Peace Corps has announced that St. Michael’s College in Colchester ranked No.15 among small-size schools on the agency’s list of top volunteer-producing colleges and universities in 2019. Ten St. Michael’s alumni currently are volunteering in countries throughout the world.

St. Michael’s returns to the list of top volunteer-producing colleges after a brief absence. In 2016, the Catholic college ranked No. 11 among small schools. Since the Peace Corps’ founding in 1961, almost 200 alumni have served abroad as volunteers. Vermont ranks No. 2 among states with the highest number of Peace Corps volunteers per capita, with 43 volunteers currently serving worldwide.

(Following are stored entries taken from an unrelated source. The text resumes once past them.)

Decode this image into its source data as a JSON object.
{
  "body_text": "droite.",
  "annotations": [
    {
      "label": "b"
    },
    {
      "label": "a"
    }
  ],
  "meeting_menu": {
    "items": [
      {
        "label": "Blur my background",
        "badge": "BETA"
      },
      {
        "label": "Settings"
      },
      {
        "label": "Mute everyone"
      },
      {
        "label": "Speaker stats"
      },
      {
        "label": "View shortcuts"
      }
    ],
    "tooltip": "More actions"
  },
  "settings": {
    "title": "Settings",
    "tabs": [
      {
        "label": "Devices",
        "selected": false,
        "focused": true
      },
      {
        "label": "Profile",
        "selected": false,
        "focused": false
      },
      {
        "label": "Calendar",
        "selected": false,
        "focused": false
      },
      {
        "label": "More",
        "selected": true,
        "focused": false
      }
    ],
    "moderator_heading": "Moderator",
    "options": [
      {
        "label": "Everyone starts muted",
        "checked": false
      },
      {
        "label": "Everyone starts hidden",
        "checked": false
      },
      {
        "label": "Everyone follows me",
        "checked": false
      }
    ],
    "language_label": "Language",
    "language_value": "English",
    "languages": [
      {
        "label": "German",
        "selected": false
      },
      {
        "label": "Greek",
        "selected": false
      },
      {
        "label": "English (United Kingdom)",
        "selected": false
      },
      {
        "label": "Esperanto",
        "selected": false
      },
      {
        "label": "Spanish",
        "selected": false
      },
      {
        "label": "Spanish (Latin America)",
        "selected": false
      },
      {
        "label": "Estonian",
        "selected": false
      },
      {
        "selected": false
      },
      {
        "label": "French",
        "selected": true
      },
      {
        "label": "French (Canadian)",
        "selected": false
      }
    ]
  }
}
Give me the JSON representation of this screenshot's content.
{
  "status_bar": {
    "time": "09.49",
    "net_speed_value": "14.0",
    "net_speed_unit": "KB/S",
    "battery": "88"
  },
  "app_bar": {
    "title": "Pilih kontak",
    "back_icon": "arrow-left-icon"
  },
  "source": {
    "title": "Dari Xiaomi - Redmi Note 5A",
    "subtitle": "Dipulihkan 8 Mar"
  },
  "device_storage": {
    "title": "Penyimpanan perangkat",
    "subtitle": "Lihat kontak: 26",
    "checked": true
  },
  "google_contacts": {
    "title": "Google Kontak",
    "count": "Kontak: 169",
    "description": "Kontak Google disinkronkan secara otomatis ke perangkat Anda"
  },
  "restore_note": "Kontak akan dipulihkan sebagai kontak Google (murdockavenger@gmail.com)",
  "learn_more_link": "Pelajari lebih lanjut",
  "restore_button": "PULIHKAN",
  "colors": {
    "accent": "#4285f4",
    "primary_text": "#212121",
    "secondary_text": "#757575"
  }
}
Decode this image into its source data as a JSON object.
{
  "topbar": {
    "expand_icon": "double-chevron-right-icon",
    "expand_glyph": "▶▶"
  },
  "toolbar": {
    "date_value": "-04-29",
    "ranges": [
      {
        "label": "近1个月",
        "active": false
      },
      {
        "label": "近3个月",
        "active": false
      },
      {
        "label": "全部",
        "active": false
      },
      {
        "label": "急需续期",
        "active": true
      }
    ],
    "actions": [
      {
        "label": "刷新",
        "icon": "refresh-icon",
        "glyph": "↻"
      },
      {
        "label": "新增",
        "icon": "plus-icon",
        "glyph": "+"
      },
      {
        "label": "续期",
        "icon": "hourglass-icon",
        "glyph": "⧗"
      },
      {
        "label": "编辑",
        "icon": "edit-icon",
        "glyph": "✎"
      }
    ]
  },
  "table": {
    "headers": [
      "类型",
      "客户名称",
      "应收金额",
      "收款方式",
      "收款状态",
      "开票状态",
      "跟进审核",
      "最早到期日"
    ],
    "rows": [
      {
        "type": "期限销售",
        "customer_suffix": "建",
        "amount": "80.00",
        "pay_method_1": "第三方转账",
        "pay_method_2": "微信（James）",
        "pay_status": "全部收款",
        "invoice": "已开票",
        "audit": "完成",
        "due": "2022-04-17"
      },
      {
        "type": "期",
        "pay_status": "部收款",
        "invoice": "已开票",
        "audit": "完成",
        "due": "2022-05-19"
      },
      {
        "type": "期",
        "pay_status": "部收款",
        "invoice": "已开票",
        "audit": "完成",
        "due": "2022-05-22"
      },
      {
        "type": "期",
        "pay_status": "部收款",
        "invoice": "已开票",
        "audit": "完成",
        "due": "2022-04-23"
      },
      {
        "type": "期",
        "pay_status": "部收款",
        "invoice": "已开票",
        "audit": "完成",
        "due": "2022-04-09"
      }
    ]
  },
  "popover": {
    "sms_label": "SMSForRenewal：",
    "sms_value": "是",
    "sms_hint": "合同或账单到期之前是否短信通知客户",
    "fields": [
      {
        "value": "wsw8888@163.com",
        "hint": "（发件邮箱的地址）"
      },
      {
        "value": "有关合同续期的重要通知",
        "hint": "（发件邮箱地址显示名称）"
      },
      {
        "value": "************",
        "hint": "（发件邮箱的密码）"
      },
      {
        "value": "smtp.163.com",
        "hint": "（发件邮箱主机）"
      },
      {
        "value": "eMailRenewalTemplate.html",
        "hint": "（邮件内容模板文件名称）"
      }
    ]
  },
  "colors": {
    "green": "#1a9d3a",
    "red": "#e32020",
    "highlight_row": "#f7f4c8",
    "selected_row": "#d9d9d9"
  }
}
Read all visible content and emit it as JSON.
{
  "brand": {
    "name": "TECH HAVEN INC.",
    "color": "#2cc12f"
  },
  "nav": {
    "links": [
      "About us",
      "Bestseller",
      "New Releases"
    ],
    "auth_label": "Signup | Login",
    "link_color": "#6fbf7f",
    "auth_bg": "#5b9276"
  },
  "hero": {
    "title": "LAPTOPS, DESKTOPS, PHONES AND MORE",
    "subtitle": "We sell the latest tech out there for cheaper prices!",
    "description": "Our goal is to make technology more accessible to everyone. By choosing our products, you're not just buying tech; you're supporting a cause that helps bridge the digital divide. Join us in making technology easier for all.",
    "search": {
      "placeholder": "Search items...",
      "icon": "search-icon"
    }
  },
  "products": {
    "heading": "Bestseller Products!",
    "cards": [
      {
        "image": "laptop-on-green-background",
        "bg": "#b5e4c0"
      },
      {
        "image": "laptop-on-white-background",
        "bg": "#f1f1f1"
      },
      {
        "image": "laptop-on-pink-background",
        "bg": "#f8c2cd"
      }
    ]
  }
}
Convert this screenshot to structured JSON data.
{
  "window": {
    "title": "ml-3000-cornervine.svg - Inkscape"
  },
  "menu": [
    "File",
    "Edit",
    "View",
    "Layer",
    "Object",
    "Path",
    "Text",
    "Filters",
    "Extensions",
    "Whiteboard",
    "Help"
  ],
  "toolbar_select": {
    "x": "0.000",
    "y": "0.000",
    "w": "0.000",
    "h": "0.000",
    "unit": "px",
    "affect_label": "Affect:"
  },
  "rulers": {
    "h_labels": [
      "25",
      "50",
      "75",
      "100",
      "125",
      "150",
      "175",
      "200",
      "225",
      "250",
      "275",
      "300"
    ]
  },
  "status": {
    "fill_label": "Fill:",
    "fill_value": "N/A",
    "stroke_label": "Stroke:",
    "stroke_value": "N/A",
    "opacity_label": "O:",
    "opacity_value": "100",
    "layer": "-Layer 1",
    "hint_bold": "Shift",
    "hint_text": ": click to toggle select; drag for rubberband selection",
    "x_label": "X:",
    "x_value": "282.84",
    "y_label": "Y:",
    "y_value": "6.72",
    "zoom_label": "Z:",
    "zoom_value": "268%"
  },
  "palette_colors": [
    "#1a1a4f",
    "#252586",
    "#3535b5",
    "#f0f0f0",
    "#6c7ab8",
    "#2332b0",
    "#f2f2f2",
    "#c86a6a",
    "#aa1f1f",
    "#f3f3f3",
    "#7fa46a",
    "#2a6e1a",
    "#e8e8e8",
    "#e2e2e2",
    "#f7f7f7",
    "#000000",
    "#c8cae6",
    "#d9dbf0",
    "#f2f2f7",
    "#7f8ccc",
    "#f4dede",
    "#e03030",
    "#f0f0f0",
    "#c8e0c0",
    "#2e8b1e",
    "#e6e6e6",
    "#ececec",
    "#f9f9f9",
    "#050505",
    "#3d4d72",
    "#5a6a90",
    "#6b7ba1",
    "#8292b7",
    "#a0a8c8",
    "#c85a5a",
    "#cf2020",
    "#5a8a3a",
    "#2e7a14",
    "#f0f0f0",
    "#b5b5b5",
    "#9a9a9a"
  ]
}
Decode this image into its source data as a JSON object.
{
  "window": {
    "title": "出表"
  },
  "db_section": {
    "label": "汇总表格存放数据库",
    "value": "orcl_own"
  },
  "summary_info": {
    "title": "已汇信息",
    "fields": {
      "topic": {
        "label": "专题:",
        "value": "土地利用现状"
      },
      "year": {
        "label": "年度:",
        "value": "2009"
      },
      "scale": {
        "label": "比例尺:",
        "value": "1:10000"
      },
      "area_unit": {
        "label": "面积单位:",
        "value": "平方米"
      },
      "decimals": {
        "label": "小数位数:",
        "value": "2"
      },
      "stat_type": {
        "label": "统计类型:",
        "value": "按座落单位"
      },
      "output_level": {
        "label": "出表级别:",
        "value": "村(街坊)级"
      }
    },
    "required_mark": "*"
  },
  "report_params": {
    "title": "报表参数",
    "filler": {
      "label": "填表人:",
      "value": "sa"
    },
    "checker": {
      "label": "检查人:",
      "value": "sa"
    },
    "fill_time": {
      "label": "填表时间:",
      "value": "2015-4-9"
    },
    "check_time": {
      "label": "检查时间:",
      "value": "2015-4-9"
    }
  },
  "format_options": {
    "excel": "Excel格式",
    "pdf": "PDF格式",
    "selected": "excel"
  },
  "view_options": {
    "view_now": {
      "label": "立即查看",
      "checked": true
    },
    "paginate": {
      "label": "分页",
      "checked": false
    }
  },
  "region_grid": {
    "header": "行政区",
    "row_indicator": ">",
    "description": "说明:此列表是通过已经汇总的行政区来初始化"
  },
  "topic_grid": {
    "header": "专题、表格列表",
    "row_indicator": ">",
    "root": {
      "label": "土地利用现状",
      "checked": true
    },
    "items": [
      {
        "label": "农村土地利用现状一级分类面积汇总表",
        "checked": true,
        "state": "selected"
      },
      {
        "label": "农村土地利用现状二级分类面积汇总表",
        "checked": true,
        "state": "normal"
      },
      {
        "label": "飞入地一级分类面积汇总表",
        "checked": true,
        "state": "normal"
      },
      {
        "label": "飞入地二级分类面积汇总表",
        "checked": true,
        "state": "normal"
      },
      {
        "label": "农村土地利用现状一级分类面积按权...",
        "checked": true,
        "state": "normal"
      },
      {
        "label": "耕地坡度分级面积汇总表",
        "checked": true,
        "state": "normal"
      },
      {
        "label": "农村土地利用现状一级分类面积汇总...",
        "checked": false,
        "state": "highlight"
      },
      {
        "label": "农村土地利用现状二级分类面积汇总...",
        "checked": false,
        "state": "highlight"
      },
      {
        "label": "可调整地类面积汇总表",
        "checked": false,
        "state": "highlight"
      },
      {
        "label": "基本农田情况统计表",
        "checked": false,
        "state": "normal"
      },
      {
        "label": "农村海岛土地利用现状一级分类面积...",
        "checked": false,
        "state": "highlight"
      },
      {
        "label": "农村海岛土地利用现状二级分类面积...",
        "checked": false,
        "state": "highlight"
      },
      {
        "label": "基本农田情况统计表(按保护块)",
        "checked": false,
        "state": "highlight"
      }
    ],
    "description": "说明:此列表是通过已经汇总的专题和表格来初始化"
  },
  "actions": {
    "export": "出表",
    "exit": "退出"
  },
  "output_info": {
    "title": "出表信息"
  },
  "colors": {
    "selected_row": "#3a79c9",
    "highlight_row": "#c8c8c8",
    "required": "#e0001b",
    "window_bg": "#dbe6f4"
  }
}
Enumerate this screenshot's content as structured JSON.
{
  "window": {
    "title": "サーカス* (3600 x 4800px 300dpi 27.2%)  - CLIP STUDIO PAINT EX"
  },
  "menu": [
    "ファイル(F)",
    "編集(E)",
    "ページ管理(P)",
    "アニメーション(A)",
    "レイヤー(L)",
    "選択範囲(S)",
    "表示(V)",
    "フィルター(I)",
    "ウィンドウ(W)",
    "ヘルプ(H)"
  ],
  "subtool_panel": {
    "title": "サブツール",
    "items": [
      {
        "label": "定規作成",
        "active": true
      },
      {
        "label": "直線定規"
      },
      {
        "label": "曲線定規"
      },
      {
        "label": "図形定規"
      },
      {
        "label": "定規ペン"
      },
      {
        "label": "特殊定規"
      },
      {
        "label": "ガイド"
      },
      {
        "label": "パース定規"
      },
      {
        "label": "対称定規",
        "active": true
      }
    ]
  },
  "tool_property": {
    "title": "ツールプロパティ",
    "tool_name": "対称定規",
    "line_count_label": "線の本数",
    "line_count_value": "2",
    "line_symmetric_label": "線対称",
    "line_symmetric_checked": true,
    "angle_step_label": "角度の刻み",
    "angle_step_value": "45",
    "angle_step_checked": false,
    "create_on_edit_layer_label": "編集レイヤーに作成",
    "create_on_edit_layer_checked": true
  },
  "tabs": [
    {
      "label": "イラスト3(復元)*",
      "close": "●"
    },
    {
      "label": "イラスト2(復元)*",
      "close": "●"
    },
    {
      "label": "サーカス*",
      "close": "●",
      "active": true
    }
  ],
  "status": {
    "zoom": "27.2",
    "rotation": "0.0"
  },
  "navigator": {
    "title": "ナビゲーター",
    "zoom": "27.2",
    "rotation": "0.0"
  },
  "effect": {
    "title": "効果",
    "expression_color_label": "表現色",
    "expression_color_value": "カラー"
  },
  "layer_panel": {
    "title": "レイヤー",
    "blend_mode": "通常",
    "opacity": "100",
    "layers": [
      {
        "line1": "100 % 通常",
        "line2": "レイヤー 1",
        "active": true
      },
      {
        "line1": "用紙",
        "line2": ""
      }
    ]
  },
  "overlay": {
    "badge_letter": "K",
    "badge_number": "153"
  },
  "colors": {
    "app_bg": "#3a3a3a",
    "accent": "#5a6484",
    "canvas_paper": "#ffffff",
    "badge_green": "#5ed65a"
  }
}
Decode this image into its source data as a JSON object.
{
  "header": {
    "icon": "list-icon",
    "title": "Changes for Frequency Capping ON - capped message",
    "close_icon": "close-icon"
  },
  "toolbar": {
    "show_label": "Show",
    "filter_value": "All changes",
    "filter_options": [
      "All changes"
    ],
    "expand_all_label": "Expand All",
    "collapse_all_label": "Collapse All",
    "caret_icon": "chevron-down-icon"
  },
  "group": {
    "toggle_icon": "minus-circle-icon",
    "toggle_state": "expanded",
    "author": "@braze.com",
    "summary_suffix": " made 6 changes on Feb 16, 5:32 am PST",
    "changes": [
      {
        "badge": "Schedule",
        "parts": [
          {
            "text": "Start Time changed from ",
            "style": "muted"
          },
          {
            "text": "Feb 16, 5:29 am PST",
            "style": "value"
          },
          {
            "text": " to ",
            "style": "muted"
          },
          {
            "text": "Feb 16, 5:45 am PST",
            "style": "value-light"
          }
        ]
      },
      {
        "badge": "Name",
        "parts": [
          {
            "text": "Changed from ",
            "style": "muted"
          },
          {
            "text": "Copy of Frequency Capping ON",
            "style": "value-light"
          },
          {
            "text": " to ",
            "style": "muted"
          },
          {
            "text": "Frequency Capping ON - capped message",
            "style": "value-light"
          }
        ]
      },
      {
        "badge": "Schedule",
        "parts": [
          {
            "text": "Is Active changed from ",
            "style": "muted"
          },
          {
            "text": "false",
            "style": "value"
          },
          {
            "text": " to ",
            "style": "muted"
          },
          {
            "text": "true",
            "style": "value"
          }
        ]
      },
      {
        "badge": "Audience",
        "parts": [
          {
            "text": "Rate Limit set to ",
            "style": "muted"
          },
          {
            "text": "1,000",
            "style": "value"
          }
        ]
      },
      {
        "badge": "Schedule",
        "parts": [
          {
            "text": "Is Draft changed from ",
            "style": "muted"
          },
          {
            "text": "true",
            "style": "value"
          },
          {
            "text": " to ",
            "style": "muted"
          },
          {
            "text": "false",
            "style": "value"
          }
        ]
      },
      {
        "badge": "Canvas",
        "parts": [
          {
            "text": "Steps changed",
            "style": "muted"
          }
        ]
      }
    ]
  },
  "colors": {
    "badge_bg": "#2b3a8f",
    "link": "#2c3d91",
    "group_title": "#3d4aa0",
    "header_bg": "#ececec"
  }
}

Jeffrey Trumbower, interim vice president for academic affairs and dean at St. Michael’s, said, “This recognition from the Peace Corps confirms what we here already know: that St. Michael’s College is particularly good at producing graduates who think and care deeply about global issues and who will spend productive lives at the forefront of creative problem-solving.”

By having 10 graduates currently serving as Peace Corps volunteers, St. Michael’s ties with Skidmore, Union, Occidental, Whitworth, Furman, University of Mary Washington and Cornell College for the No. 15 spot on this year’s small-size schools list.

Peace Corps Director Jody Olsen said, “We have seen time and again that the colleges and universities that produce the most Peace Corps volunteers focus on cultivating global citizens in addition to promoting scholarship. I am proud that so many graduates of these esteemed institutions leverage their educations to make the world a better place. They bring critical skills to communities around the world and gain hands-on, life-changing experience along the way.”

Tristan Yerkes graduated from St. Michael’s in 2016 and is serving as an education volunteer in Vanuatu, a South Pacific Ocean nation made up of roughly 80 islands that stretch more than 800 miles. “St. Michael’s offered me a curriculum which broadened my worldview, fostered a sense of responsibility to that world, and gave me the courage to act on that responsibility. I think it does this for a lot of alumni, and Peace Corps is the logical next step,” Yerkes said.

The Peace Corps ranks its top volunteer-producing colleges and universities annually according to the size of the student body. Rankings are calculated based on fiscal year 2018 data as of Sept. 30, 2018, as self-reported by Peace Corps volunteers.